Geoff Chappell - Software Analyst
The optional argument consists of whatever follows immediately within the same command-line token.
This option has no syntactic relations with other options: it does not override any; it is not incompatible with any; it has no prerequisites.
This option is handled entirely within CL. It generates nothing that passes to any compiler module.
However, the /Bk option may affect the -il option that CL anyway generates for the front-end, in-between and back-end compiler modules. Specifically, if the pathname argument is given, it becomes the -il argument.
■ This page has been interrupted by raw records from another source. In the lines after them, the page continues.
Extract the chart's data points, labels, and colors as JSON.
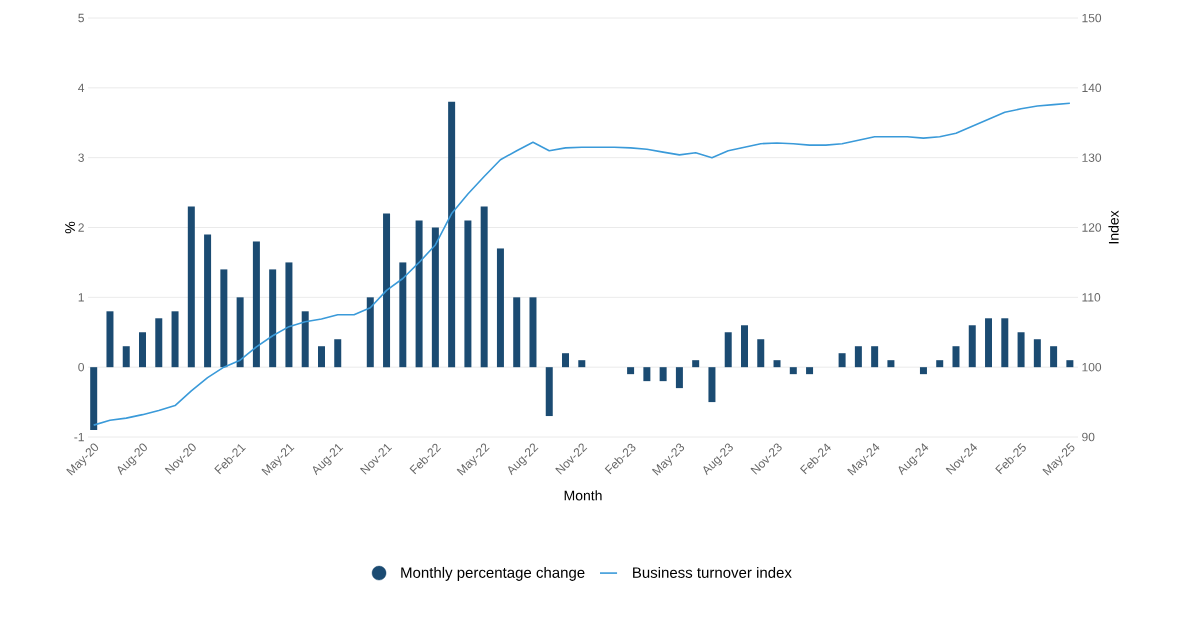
{
  "chart_data": {
    "type": "bar",
    "xlabel": "Month",
    "ylabel": "%",
    "y2label": "Index",
    "categories": [
      "May-20",
      null,
      null,
      "Aug-20",
      null,
      null,
      "Nov-20",
      null,
      null,
      "Feb-21",
      null,
      null,
      "May-21",
      null,
      null,
      "Aug-21",
      null,
      null,
      "Nov-21",
      null,
      null,
      "Feb-22",
      null,
      null,
      "May-22",
      null,
      null,
      "Aug-22",
      null,
      null,
      "Nov-22",
      null,
      null,
      "Feb-23",
      null,
      null,
      "May-23",
      null,
      null,
      "Aug-23",
      null,
      null,
      "Nov-23",
      null,
      null,
      "Feb-24",
      null,
      null,
      "May-24",
      null,
      null,
      "Aug-24",
      null,
      null,
      "Nov-24",
      null,
      null,
      "Feb-25",
      null,
      null,
      "May-25"
    ],
    "series": [
      {
        "name": "Monthly percentage change",
        "color": "#1b4b72",
        "values": [
          -0.9,
          0.8,
          0.3,
          0.5,
          0.7,
          0.8,
          2.3,
          1.9,
          1.4,
          1.0,
          1.8,
          1.4,
          1.5,
          0.8,
          0.3,
          0.4,
          0,
          1.0,
          2.2,
          1.5,
          2.1,
          2.0,
          3.8,
          2.1,
          2.3,
          1.7,
          1.0,
          1.0,
          -0.7,
          0.2,
          0.1,
          0,
          0,
          -0.1,
          -0.2,
          -0.2,
          -0.3,
          0.1,
          -0.5,
          0.5,
          0.6,
          0.4,
          0.1,
          -0.1,
          -0.1,
          0,
          0.2,
          0.3,
          0.3,
          0.1,
          0,
          -0.1,
          0.1,
          0.3,
          0.6,
          0.7,
          0.7,
          0.5,
          0.4,
          0.3,
          0.1
        ]
      },
      {
        "name": "Business turnover index",
        "type": "line",
        "axis": "y2",
        "color": "#3a9ad9",
        "values": [
          91.7,
          92.4,
          92.7,
          93.2,
          93.8,
          94.5,
          96.6,
          98.5,
          100.0,
          101.0,
          102.9,
          104.5,
          105.8,
          106.5,
          106.9,
          107.5,
          107.5,
          108.5,
          111.0,
          112.7,
          115.0,
          117.5,
          122.0,
          124.8,
          127.3,
          129.7,
          131.0,
          132.2,
          131.0,
          131.4,
          131.5,
          131.5,
          131.5,
          131.4,
          131.2,
          130.8,
          130.4,
          130.7,
          130.0,
          131.0,
          131.5,
          132.0,
          132.1,
          132.0,
          131.8,
          131.8,
          132.0,
          132.5,
          133.0,
          133.0,
          133.0,
          132.8,
          133.0,
          133.5,
          134.5,
          135.5,
          136.5,
          137.0,
          137.4,
          137.6,
          137.8
        ]
      }
    ],
    "ylim": [
      -1,
      5
    ],
    "yticks": [
      -1,
      0,
      1,
      2,
      3,
      4,
      5
    ],
    "y2lim": [
      90,
      150
    ],
    "y2ticks": [
      90,
      100,
      110,
      120,
      130,
      140,
      150
    ],
    "grid": "y",
    "legend": "bottom"
  }
}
Compilation of any one source file typically involves creation of some number of so-called intermediate files by one or another of the compiler modules, mostly to pass information from the front-end (C1 or C1XX) to the back-end (C2). Unlike object files however, they are not an end-product of compilation and are ordinarily deleted by CL once compilation completes (successfully or not).
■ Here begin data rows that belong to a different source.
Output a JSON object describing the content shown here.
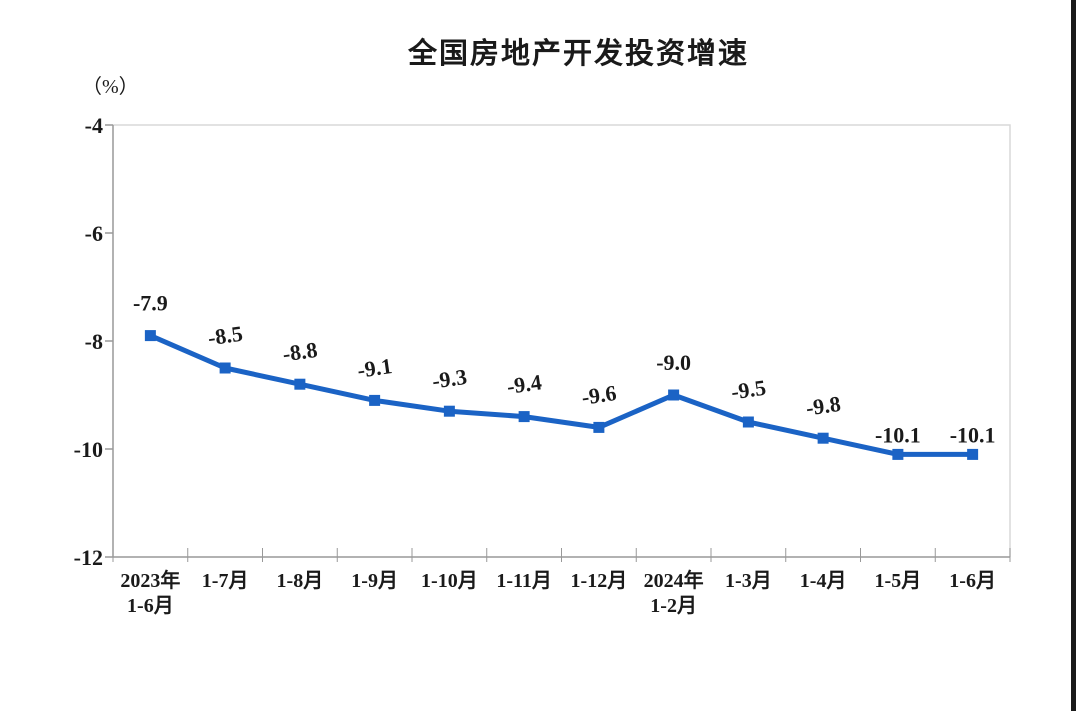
{
  "page": {
    "background": "#ffffff",
    "edge_rule_color": "#1a1a1a"
  },
  "chart_data": {
    "type": "line",
    "title": "全国房地产开发投资增速",
    "ylabel": "（%）",
    "xlabel": "",
    "categories": [
      "2023年\n1-6月",
      "1-7月",
      "1-8月",
      "1-9月",
      "1-10月",
      "1-11月",
      "1-12月",
      "2024年\n1-2月",
      "1-3月",
      "1-4月",
      "1-5月",
      "1-6月"
    ],
    "values": [
      -7.9,
      -8.5,
      -8.8,
      -9.1,
      -9.3,
      -9.4,
      -9.6,
      -9.0,
      -9.5,
      -9.8,
      -10.1,
      -10.1
    ],
    "data_labels": [
      "-7.9",
      "-8.5",
      "-8.8",
      "-9.1",
      "-9.3",
      "-9.4",
      "-9.6",
      "-9.0",
      "-9.5",
      "-9.8",
      "-10.1",
      "-10.1"
    ],
    "ylim": [
      -12,
      -4
    ],
    "yticks": [
      -4,
      -6,
      -8,
      -10,
      -12
    ],
    "grid": false,
    "legend": "none",
    "tilted_label_indices": [
      1,
      2,
      3,
      4,
      5,
      6,
      8,
      9
    ],
    "label_tilt_deg": -8,
    "colors": {
      "line": "#1b63c5",
      "marker": "#1b63c5",
      "axis": "#999999",
      "plot_border": "#d9d9d9",
      "text": "#1a1a1a"
    }
  }
}
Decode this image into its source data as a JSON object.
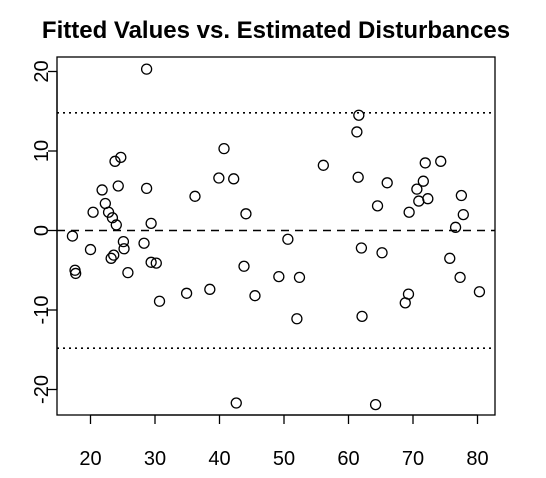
{
  "chart_data": {
    "type": "scatter",
    "title": "Fitted Values vs. Estimated Disturbances",
    "xlabel": "",
    "ylabel": "",
    "xlim": [
      15,
      82
    ],
    "ylim": [
      -24,
      22
    ],
    "x_ticks": [
      20,
      30,
      40,
      50,
      60,
      70,
      80
    ],
    "x_tick_labels": [
      "20",
      "30",
      "40",
      "50",
      "60",
      "70",
      "80"
    ],
    "y_ticks": [
      -20,
      -10,
      0,
      10,
      20
    ],
    "y_tick_labels": [
      "-20",
      "-10",
      "0",
      "10",
      "20"
    ],
    "grid": false,
    "reference_lines": [
      {
        "y": 0,
        "style": "dashed"
      },
      {
        "y": 14.8,
        "style": "dotted"
      },
      {
        "y": -14.8,
        "style": "dotted"
      }
    ],
    "points": [
      {
        "x": 17.2,
        "y": -0.7
      },
      {
        "x": 17.6,
        "y": -5.0
      },
      {
        "x": 17.7,
        "y": -5.4
      },
      {
        "x": 20.0,
        "y": -2.4
      },
      {
        "x": 20.4,
        "y": 2.3
      },
      {
        "x": 21.8,
        "y": 5.1
      },
      {
        "x": 22.3,
        "y": 3.4
      },
      {
        "x": 22.8,
        "y": 2.3
      },
      {
        "x": 23.2,
        "y": -3.5
      },
      {
        "x": 23.4,
        "y": 1.6
      },
      {
        "x": 23.6,
        "y": -3.1
      },
      {
        "x": 23.8,
        "y": 8.7
      },
      {
        "x": 24.0,
        "y": 0.7
      },
      {
        "x": 24.3,
        "y": 5.6
      },
      {
        "x": 24.7,
        "y": 9.2
      },
      {
        "x": 25.1,
        "y": -1.4
      },
      {
        "x": 25.2,
        "y": -2.3
      },
      {
        "x": 25.8,
        "y": -5.3
      },
      {
        "x": 28.3,
        "y": -1.6
      },
      {
        "x": 28.7,
        "y": 5.3
      },
      {
        "x": 28.7,
        "y": 20.3
      },
      {
        "x": 29.4,
        "y": 0.9
      },
      {
        "x": 29.4,
        "y": -4.0
      },
      {
        "x": 30.2,
        "y": -4.1
      },
      {
        "x": 30.7,
        "y": -8.9
      },
      {
        "x": 34.9,
        "y": -7.9
      },
      {
        "x": 36.2,
        "y": 4.3
      },
      {
        "x": 38.5,
        "y": -7.4
      },
      {
        "x": 39.9,
        "y": 6.6
      },
      {
        "x": 40.7,
        "y": 10.3
      },
      {
        "x": 42.2,
        "y": 6.5
      },
      {
        "x": 42.6,
        "y": -21.7
      },
      {
        "x": 43.8,
        "y": -4.5
      },
      {
        "x": 44.1,
        "y": 2.1
      },
      {
        "x": 45.5,
        "y": -8.2
      },
      {
        "x": 49.2,
        "y": -5.8
      },
      {
        "x": 50.6,
        "y": -1.1
      },
      {
        "x": 52.0,
        "y": -11.1
      },
      {
        "x": 52.4,
        "y": -5.9
      },
      {
        "x": 56.1,
        "y": 8.2
      },
      {
        "x": 61.3,
        "y": 12.4
      },
      {
        "x": 61.5,
        "y": 6.7
      },
      {
        "x": 61.6,
        "y": 14.5
      },
      {
        "x": 62.0,
        "y": -2.2
      },
      {
        "x": 62.1,
        "y": -10.8
      },
      {
        "x": 64.2,
        "y": -21.9
      },
      {
        "x": 64.5,
        "y": 3.1
      },
      {
        "x": 65.2,
        "y": -2.8
      },
      {
        "x": 66.0,
        "y": 6.0
      },
      {
        "x": 68.8,
        "y": -9.1
      },
      {
        "x": 69.3,
        "y": -8.0
      },
      {
        "x": 69.4,
        "y": 2.3
      },
      {
        "x": 70.6,
        "y": 5.2
      },
      {
        "x": 70.9,
        "y": 3.7
      },
      {
        "x": 71.6,
        "y": 6.2
      },
      {
        "x": 71.9,
        "y": 8.5
      },
      {
        "x": 72.3,
        "y": 4.0
      },
      {
        "x": 74.3,
        "y": 8.7
      },
      {
        "x": 75.7,
        "y": -3.5
      },
      {
        "x": 76.6,
        "y": 0.4
      },
      {
        "x": 77.3,
        "y": -5.9
      },
      {
        "x": 77.5,
        "y": 4.4
      },
      {
        "x": 77.8,
        "y": 2.0
      },
      {
        "x": 80.3,
        "y": -7.7
      }
    ]
  }
}
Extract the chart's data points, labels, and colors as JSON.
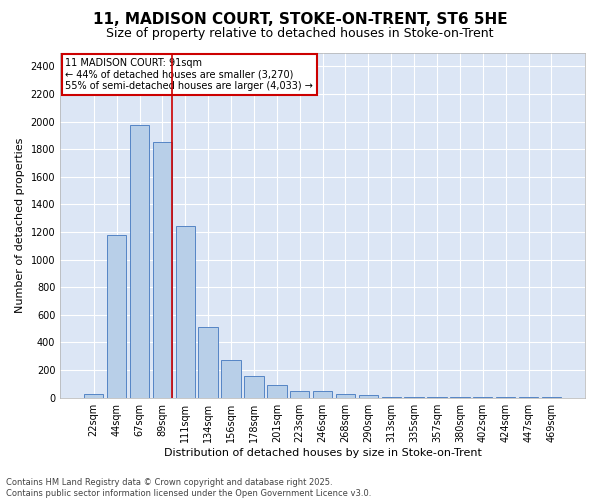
{
  "title_line1": "11, MADISON COURT, STOKE-ON-TRENT, ST6 5HE",
  "title_line2": "Size of property relative to detached houses in Stoke-on-Trent",
  "xlabel": "Distribution of detached houses by size in Stoke-on-Trent",
  "ylabel": "Number of detached properties",
  "categories": [
    "22sqm",
    "44sqm",
    "67sqm",
    "89sqm",
    "111sqm",
    "134sqm",
    "156sqm",
    "178sqm",
    "201sqm",
    "223sqm",
    "246sqm",
    "268sqm",
    "290sqm",
    "313sqm",
    "335sqm",
    "357sqm",
    "380sqm",
    "402sqm",
    "424sqm",
    "447sqm",
    "469sqm"
  ],
  "values": [
    25,
    1175,
    1975,
    1850,
    1240,
    515,
    270,
    155,
    90,
    50,
    45,
    25,
    20,
    5,
    3,
    3,
    3,
    3,
    3,
    3,
    3
  ],
  "bar_color": "#b8cfe8",
  "bar_edge_color": "#5585c5",
  "red_line_index": 3,
  "annotation_text": "11 MADISON COURT: 91sqm\n← 44% of detached houses are smaller (3,270)\n55% of semi-detached houses are larger (4,033) →",
  "annotation_box_facecolor": "#ffffff",
  "annotation_box_edgecolor": "#cc0000",
  "red_line_color": "#cc0000",
  "ylim": [
    0,
    2500
  ],
  "yticks": [
    0,
    200,
    400,
    600,
    800,
    1000,
    1200,
    1400,
    1600,
    1800,
    2000,
    2200,
    2400
  ],
  "plot_bg_color": "#dce6f5",
  "fig_bg_color": "#ffffff",
  "grid_color": "#ffffff",
  "footer_line1": "Contains HM Land Registry data © Crown copyright and database right 2025.",
  "footer_line2": "Contains public sector information licensed under the Open Government Licence v3.0.",
  "title_fontsize": 11,
  "subtitle_fontsize": 9,
  "tick_fontsize": 7,
  "ylabel_fontsize": 8,
  "xlabel_fontsize": 8,
  "annotation_fontsize": 7,
  "footer_fontsize": 6
}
The general plan is that the intermediate files for any one source file are all in the one directory and all have their names formed by appending a two-letter code to a common base. The directory and base, composed as a pathname, then make a naming pattern for the set of intermediate files that correspond to that one source file. Within this pattern, the compiler modules may create and use intermediate files as they see fit. CL’s role is just to establish the naming pattern, communicate it to each compiler module via the -il option, and to delete such intermediate files that CL anticipates may remain when the modules are all done. The two-letter codes that CL anticipates will be appended to the template are presently db, ex, gl, in, lk, md and sy.
The naming pattern that CL ordinarily computes for intermediate files and passes as the -il argument is
where tmp stands for whatever path is named by the TMP environment variable (defaulting in turn to tmp and the conjunctive backslash being omitted), and xxx and 00000 stand respectively for three lower-case letters and five decimal digits that CL generates more or less randomly.
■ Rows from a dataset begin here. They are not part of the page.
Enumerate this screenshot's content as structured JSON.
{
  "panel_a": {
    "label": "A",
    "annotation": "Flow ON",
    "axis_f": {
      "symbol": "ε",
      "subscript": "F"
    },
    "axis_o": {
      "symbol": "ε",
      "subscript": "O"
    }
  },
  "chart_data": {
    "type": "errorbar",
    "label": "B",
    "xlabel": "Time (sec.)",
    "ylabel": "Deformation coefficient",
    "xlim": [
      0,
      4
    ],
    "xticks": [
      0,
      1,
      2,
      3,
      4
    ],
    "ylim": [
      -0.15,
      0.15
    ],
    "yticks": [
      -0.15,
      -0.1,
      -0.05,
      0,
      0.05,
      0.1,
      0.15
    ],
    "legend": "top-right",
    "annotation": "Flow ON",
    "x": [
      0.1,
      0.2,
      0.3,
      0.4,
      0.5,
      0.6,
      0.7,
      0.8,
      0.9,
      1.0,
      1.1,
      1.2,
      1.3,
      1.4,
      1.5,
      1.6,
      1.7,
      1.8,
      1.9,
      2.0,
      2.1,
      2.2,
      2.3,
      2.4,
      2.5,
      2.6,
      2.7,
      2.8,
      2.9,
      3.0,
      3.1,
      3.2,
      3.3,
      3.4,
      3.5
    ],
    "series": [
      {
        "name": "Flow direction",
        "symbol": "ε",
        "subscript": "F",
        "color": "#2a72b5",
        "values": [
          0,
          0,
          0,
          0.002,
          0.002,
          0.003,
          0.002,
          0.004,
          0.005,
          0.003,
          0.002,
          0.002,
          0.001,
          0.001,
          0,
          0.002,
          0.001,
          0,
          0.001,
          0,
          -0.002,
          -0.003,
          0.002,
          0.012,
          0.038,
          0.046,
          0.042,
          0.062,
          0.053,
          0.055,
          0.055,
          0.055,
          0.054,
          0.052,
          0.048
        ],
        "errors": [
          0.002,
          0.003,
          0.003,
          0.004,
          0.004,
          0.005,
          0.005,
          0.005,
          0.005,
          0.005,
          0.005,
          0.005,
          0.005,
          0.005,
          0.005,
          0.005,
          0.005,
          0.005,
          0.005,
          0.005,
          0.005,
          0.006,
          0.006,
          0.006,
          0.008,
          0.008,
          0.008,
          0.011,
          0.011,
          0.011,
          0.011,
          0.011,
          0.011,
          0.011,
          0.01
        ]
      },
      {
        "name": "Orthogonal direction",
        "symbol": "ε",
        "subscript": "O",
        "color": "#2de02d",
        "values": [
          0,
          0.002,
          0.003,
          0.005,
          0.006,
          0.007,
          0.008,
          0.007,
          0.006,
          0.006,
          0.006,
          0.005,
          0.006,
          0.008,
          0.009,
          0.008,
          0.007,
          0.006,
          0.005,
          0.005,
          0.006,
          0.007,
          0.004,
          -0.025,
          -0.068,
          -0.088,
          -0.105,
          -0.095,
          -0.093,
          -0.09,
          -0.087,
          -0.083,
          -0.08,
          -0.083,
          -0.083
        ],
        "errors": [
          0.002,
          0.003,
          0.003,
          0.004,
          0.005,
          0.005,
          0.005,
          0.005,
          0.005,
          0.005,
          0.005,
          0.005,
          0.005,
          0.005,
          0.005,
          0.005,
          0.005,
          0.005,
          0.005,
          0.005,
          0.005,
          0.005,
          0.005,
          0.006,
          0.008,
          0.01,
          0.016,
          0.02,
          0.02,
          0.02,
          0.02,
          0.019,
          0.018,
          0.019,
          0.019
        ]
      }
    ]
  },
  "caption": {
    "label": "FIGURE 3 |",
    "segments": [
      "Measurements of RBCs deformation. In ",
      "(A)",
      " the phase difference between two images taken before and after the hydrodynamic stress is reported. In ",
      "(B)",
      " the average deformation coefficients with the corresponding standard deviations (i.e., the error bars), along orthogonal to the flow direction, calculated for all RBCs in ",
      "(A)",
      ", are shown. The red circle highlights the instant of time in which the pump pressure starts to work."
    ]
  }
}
The /Bk option directs that intermediate files be kept after compilation and allows specification of the naming pattern.
Use of /Bk with an argument affects the order in which CL executes compiler modules when building more than one source file. The usual order (enabled by /ZM, which is set as an initial option) is to execute the same compiler module for as many source files as possible before proceeding to another compiler module. This order requires a different naming pattern for each set of intermediate files. To provide /Bk with a pathname is to specify one naming pattern for all intermediate files. Each source file is therefore compiled to completion before proceeding to another source file (as if /ZM- were given). The intermediate files that are kept at the end of the build relate to the last C/C++ source file that was compiled.
For the work of /Bk but with the addition of suppressing the front-end C and C++ compilers, use the /BK option.